Comment Re:AI developers (Score 1) 58

This is a very popular thing to say - but take a look at where the typical developer spends their time (via observation or where the hrs get clocked etc.) Sure, some time goes to meetings, coordination with business etc. but if you look at where those with title 'developer' spend their time, the vast majority is still on the coding part. I'm sure some people are slacking (esp. since WFH became common) and sometimes you can be shocked to hear people spending days on very mundane coding tasks. But at least ostensibly a lot of time is spent on coding and this is the part AI can greatly eat.

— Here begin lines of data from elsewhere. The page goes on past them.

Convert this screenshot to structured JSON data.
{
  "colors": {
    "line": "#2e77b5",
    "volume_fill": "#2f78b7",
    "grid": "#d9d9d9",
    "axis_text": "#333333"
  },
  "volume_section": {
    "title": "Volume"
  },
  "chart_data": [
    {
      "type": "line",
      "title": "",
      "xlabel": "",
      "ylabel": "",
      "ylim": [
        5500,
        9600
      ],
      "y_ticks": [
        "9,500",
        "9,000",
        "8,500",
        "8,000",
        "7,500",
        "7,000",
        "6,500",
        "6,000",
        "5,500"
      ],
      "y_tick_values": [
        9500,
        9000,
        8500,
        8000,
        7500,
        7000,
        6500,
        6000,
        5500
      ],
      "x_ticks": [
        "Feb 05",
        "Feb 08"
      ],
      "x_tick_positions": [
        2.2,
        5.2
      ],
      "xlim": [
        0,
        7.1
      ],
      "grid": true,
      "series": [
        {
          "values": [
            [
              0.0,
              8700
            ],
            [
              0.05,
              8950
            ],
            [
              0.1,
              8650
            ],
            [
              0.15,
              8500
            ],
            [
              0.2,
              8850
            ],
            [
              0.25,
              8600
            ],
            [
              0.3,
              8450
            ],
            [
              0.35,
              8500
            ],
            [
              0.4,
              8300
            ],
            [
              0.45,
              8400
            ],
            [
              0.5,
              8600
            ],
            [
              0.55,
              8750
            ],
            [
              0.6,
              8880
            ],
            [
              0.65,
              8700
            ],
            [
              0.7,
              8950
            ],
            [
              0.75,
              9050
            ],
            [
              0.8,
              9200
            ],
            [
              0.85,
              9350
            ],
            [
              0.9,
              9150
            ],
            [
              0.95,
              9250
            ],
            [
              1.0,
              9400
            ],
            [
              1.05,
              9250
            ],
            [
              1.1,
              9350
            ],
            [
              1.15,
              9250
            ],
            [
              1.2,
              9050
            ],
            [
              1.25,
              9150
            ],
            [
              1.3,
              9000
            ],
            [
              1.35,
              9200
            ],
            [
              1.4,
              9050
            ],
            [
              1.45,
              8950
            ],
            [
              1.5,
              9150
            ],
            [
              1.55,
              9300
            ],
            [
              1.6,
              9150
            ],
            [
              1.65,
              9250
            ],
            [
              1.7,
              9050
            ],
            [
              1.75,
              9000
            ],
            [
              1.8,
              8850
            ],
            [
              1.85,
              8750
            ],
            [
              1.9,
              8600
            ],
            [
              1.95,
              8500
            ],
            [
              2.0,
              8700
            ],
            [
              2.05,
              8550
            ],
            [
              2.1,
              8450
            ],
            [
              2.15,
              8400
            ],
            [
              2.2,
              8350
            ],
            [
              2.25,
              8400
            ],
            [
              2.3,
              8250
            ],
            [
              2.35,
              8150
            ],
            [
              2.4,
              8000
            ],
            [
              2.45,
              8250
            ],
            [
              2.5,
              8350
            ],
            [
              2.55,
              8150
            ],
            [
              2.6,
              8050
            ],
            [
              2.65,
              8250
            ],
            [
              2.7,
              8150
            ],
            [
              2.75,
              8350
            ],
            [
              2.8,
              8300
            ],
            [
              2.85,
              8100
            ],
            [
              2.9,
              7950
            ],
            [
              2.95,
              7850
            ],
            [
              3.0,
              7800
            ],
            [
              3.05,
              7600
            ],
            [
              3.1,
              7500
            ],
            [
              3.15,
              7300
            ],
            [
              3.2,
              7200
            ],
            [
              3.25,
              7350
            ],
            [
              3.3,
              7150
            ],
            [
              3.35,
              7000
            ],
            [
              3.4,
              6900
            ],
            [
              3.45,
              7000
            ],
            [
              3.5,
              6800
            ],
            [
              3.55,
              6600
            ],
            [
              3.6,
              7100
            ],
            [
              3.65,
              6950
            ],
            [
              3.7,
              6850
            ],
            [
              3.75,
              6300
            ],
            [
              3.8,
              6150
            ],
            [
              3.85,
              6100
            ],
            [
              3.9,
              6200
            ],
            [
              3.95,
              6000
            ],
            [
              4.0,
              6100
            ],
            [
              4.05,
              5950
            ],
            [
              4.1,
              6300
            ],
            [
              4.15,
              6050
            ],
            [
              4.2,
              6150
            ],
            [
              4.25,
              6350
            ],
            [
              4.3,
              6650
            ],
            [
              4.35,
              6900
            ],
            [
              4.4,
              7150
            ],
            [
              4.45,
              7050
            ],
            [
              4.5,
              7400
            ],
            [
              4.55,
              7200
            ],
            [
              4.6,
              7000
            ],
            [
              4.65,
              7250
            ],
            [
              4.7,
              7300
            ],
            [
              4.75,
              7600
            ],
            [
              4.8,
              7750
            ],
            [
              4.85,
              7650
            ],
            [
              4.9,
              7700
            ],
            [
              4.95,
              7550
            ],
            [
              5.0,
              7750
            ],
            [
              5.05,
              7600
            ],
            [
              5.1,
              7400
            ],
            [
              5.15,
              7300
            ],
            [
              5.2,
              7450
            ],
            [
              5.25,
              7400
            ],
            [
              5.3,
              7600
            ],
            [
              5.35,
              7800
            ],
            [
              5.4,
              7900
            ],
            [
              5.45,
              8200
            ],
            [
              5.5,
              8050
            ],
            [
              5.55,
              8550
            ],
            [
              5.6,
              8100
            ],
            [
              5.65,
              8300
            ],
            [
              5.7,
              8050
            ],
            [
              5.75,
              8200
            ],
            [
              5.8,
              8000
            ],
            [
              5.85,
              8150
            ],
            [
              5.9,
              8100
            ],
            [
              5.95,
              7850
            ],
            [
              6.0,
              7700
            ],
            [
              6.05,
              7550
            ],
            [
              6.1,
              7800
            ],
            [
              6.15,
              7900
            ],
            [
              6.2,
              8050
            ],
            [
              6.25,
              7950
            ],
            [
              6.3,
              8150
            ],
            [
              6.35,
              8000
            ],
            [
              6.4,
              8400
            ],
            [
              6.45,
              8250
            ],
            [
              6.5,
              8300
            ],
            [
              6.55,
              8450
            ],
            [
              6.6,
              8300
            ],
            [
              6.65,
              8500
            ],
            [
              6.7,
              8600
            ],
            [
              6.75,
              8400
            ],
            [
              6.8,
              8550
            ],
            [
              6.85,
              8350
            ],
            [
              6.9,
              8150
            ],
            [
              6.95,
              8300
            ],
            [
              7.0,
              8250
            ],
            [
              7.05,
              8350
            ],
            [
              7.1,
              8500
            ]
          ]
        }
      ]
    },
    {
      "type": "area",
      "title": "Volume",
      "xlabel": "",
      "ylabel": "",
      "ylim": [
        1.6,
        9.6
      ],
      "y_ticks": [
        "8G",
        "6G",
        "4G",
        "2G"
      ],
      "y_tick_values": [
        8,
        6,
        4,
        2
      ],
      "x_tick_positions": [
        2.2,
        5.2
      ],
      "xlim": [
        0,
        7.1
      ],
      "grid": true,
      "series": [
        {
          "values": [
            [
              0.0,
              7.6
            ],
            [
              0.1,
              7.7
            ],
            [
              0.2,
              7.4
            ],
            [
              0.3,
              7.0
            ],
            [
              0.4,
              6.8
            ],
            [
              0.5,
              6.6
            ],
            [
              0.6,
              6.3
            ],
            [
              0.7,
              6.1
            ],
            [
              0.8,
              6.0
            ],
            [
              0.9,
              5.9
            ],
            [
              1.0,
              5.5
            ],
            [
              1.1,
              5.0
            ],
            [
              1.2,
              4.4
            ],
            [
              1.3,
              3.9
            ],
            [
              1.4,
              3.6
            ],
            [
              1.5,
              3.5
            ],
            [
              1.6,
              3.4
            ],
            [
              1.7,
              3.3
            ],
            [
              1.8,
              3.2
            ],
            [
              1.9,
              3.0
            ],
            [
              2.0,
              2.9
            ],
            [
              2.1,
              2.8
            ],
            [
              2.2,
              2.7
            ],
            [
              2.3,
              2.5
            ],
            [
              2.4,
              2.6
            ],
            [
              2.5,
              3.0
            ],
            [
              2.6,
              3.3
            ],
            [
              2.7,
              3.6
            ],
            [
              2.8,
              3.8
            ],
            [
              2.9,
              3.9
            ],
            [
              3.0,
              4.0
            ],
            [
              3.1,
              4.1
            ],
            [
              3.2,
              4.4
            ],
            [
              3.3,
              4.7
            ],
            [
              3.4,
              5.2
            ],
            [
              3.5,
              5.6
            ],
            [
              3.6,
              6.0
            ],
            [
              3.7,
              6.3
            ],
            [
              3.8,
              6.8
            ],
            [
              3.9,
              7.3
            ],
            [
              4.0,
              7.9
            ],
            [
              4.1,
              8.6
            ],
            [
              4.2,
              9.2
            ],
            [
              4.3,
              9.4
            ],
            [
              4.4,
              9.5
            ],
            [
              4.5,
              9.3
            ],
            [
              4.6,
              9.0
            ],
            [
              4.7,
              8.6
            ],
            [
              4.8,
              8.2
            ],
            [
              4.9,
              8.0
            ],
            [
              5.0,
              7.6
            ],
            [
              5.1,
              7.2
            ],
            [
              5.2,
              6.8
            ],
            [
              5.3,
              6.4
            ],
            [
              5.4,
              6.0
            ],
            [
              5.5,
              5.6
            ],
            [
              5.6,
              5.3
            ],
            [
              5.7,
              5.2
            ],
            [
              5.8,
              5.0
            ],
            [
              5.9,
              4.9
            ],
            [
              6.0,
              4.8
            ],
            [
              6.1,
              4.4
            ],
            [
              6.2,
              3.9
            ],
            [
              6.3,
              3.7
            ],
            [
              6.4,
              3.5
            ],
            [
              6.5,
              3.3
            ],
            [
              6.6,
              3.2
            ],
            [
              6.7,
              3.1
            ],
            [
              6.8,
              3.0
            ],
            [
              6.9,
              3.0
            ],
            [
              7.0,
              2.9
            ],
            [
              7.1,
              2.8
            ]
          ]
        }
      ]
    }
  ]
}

Comment Re:Blech. QLC. (Score 4, Informative) 28

The JEDEC requirement is 1 year for an unpowered consumer drive as you say. However, the period the drive is able to retain data decreases with the amount of write cycles it has sustained. The JEDEC requirement has to be satisfied after the disk has sustained the rated number of writes, so the retention period is likely higher than 1 year for a fresh drive. Having said that, wear mechanisms are complicated and temperature plays a major role: The hotter it is when you write the data, the longer it will last. On the other hand, the hotter it is AFTER you wrote the data, the sooner it will perish. At any rate, the 1 y guarantee depends on the drives ability to apply error correction algorithms, the first bits are lost much sooner. There's also differences in how drives handle it when they cannot fully recover the data - do they return an error, or do they just return the best guess and increase some counters? Another complication: It is not enough to just power on the drive for a second... the 'powered' part depends on the drive running background routines that scan for aged areas and refreshes them. The algorithms for this are not documented. Since reading itself wears the data (see "read disturb" effect) and at any rate spends power (especially relevant in laptops) and also takes time for a full drive scan, it is hard to know when you can be sure. Personally, I have the drives in my main machine so they are often powered. But in addition, I backup, completely reformat (SATA security erase or the NVMe equivalent) the drive every 2-3 years and copy all the data back. I still have an almost 12 years old 840 EVO chugging along without problems. It was the first SSD to highlight the problem with retention due to it being a TLC architecture but without V-NAND, meaning data retention is especially low... in fact slowdowns in accessing old data can be seen in less than a year, due to the error correction algorithms working hard to interpret the data.